Mozambique’s tuna bonds scandal: yes it’s about money, but more than that – it’s about human lives
The so-called “tuna bond” corruption scandal in Mozambique has drawn international attention. Twenty people are facing corruption and money laundering charges in the country. Swiss bank Credit Suisse has agreed to pay USD 475 million in fines and write off USD 200 million in debt owed by Mozambique as part of a series of settlements with regulators in the US, UK and Switzerland for its role in the affair.
Daniel Hofer of Swiss broadcaster SRF spoke to our Managing Director Gretta Fenner about the scandal on 20 October, shortly after the news of the Credit Suisse settlements was released.
See the interview transcript in German on the SRF website or (our own) English translation below:
Mozambique’s Attorney General’s Office has declared war on corruption and sought help from Switzerland, from the Basel Institute on Governance. The non-governmental organisation advises authorities worldwide on how to take action against bribery and financial crime.
According to Managing Director Greta Fenner, the scandal surrounding the Credit Suisse loans has not only had economic consequences for Mozambique.
SRF News: To whom did the Credit Suisse money ultimately go?
Greta Fenner: The money went to very different parties. USD 200 million were lost in bank fees. Three former Credit Suisse employees have admitted to accepting bribes. It is assumed that a number of politicians and officials in Mozambique also took bribes.
The party that has probably profited most from this scandal and the illegally obtained funds is the company Privinvest. This is a shipbuilding company owned by a French-Lebanese billionaire who orchestrated this whole scenario.
What did this company do with the rest of the money?
We don’t have a full picture of this yet. An international audit report has shown that at least half a billion dollars is completely unaccounted for. And I have already mentioned the bank fees and the bribes.
Some money was indeed used to buy ships and other things related to the investment project. However, the ships were never used and are rotting away in Mozambique’s ports. Also, they were not bought at normal prices but at hugely inflated prices.
This was a devastating affair for Mozambique. What are the consequences for the economy?
The promised benefits for Mozambique were not realised at all. There was no added value. Instead, a huge mountain of debt was created. A recent report calculated that the cost so far is about USD 11 billion. This is equivalent to the country's entire gross domestic product of 2016.
The economic consequences will cost many people their lives, or already have.
The same report has also found that over two million people have been pushed into poverty – and that’s in a situation where the country is already struggling with the coronavirus crisis, with catastrophic natural disasters and with terrorism.

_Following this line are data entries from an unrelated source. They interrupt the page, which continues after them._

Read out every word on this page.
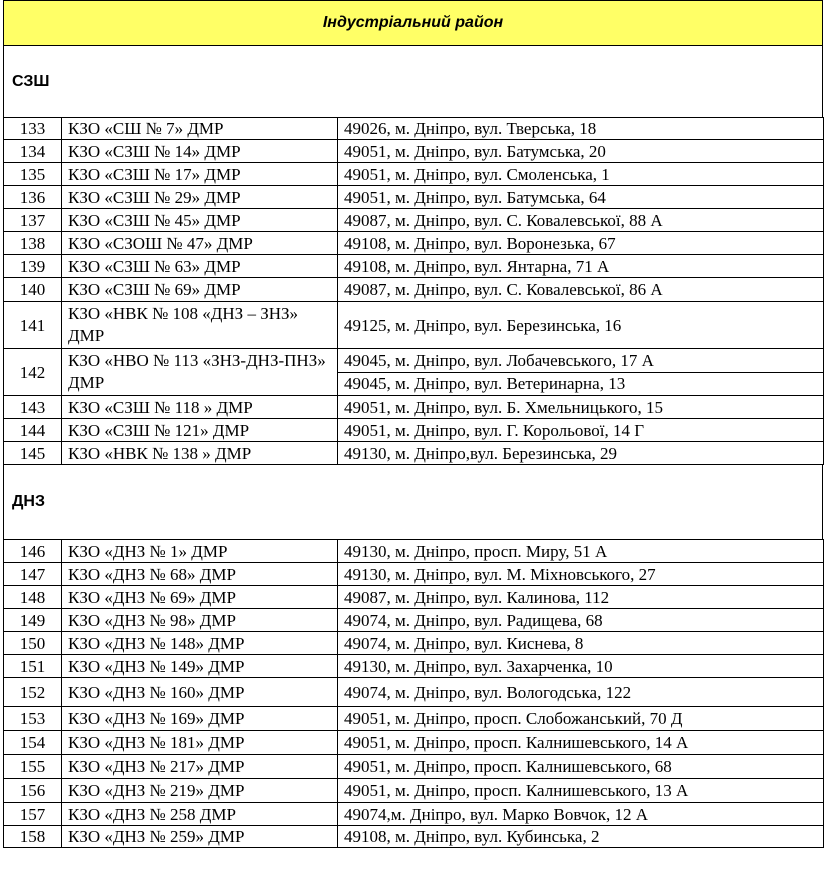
Індустріальний район
СЗШ
133	КЗО «СШ № 7» ДМР	49026, м. Дніпро, вул. Тверська, 18
134	КЗО «СЗШ № 14» ДМР	49051, м. Дніпро, вул. Батумська, 20
135	КЗО «СЗШ № 17» ДМР	49051, м. Дніпро, вул. Смоленська, 1
136	КЗО «СЗШ № 29» ДМР	49051, м. Дніпро, вул. Батумська, 64
137	КЗО «СЗШ № 45» ДМР	49087, м. Дніпро, вул. С. Ковалевської, 88 А
138	КЗО «СЗОШ № 47» ДМР	49108, м. Дніпро, вул. Воронезька, 67
139	КЗО «СЗШ № 63» ДМР	49108, м. Дніпро, вул. Янтарна, 71 А
140	КЗО «СЗШ № 69» ДМР	49087, м. Дніпро, вул. С. Ковалевської, 86 А
141	КЗО «НВК № 108 «ДНЗ – ЗНЗ» ДМР	49125, м. Дніпро, вул. Березинська, 16
142	КЗО «НВО № 113 «ЗНЗ-ДНЗ-ПНЗ» ДМР	49045, м. Дніпро, вул. Лобачевського, 17 А
		49045, м. Дніпро, вул. Ветеринарна, 13
143	КЗО «СЗШ № 118 » ДМР	49051, м. Дніпро, вул. Б. Хмельницького, 15
144	КЗО «СЗШ № 121» ДМР	49051, м. Дніпро, вул. Г. Корольової, 14 Г
145	КЗО «НВК № 138 » ДМР	49130, м. Дніпро,вул. Березинська, 29
ДНЗ
146	КЗО «ДНЗ № 1» ДМР	49130, м. Дніпро, просп. Миру, 51 А
147	КЗО «ДНЗ № 68» ДМР	49130, м. Дніпро, вул. М. Міхновського, 27
148	КЗО «ДНЗ № 69» ДМР	49087, м. Дніпро, вул. Калинова, 112
149	КЗО «ДНЗ № 98» ДМР	49074, м. Дніпро, вул. Радищева, 68
150	КЗО «ДНЗ № 148» ДМР	49074, м. Дніпро, вул. Киснева, 8
151	КЗО «ДНЗ № 149» ДМР	49130, м. Дніпро, вул. Захарченка, 10
152	КЗО «ДНЗ № 160» ДМР	49074, м. Дніпро, вул. Вологодська, 122
153	КЗО «ДНЗ № 169» ДМР	49051, м. Дніпро, просп. Слобожанський, 70 Д
154	КЗО «ДНЗ № 181» ДМР	49051, м. Дніпро, просп. Калнишевського, 14 А
155	КЗО «ДНЗ № 217» ДМР	49051, м. Дніпро, просп. Калнишевського, 68
156	КЗО «ДНЗ № 219» ДМР	49051, м. Дніпро, просп. Калнишевського, 13 А
157	КЗО «ДНЗ № 258 ДМР	49074,м. Дніпро, вул. Марко Вовчок, 12 А
158	КЗО «ДНЗ № 259» ДМР	49108, м. Дніпро, вул. Кубинська, 2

It is important to understand that these scandals are of course at first sight about money, but more importantly they cost many people their lives. And very sadly, nobody is ever held accountable for these lives.
So there have been no consequences for the political leaders so far?
In Mozambique, there are currently criminal proceedings against 20 suspects. They are accused of various crimes: money laundering, taking bribes, abuse of office, etc. The case is still ongoing.
What’s interesting is that these are completely public and are permanently broadcast on radio and television. People on the street are constantly talking about it. That is positive. One can hope that this publicity will lead to a reasonably clean trial.
But there are also those that raise doubts as to whether all those responsible are actually in the dock. That will probably never be conclusively clarified.
Background: Credit Suisse and the Mozambique case
In 2013, Credit Suisse organised USD 1 billion in loans for two Mozambican state-owned companies. The money was intended to buy ships for the coastguard and for tuna fishing. But part of the money flowed into private pockets. Money was laundered and bank employees, public officials and politicians took bribes.
The deals were done through the British subsidiary of Credit Suisse, bypassing the head office in Zurich. This should no longer be possible in the future, as the Swiss Financial Market Supervisory Authority (FINMA) has demanded that henceforward, the group's top management must check transactions like these itself.
For the time being, Credit Suisse must also disclose all new credit transactions with economically weak countries. The British financial supervisory authority and the US judiciary also had their sights set on Credit Suisse because of Mozambique. In a settlement, Credit Suisse has now accepted to pay a fine of USD 475 million. In addition, it must write off debts owed by the country to the tune of USD 200 million.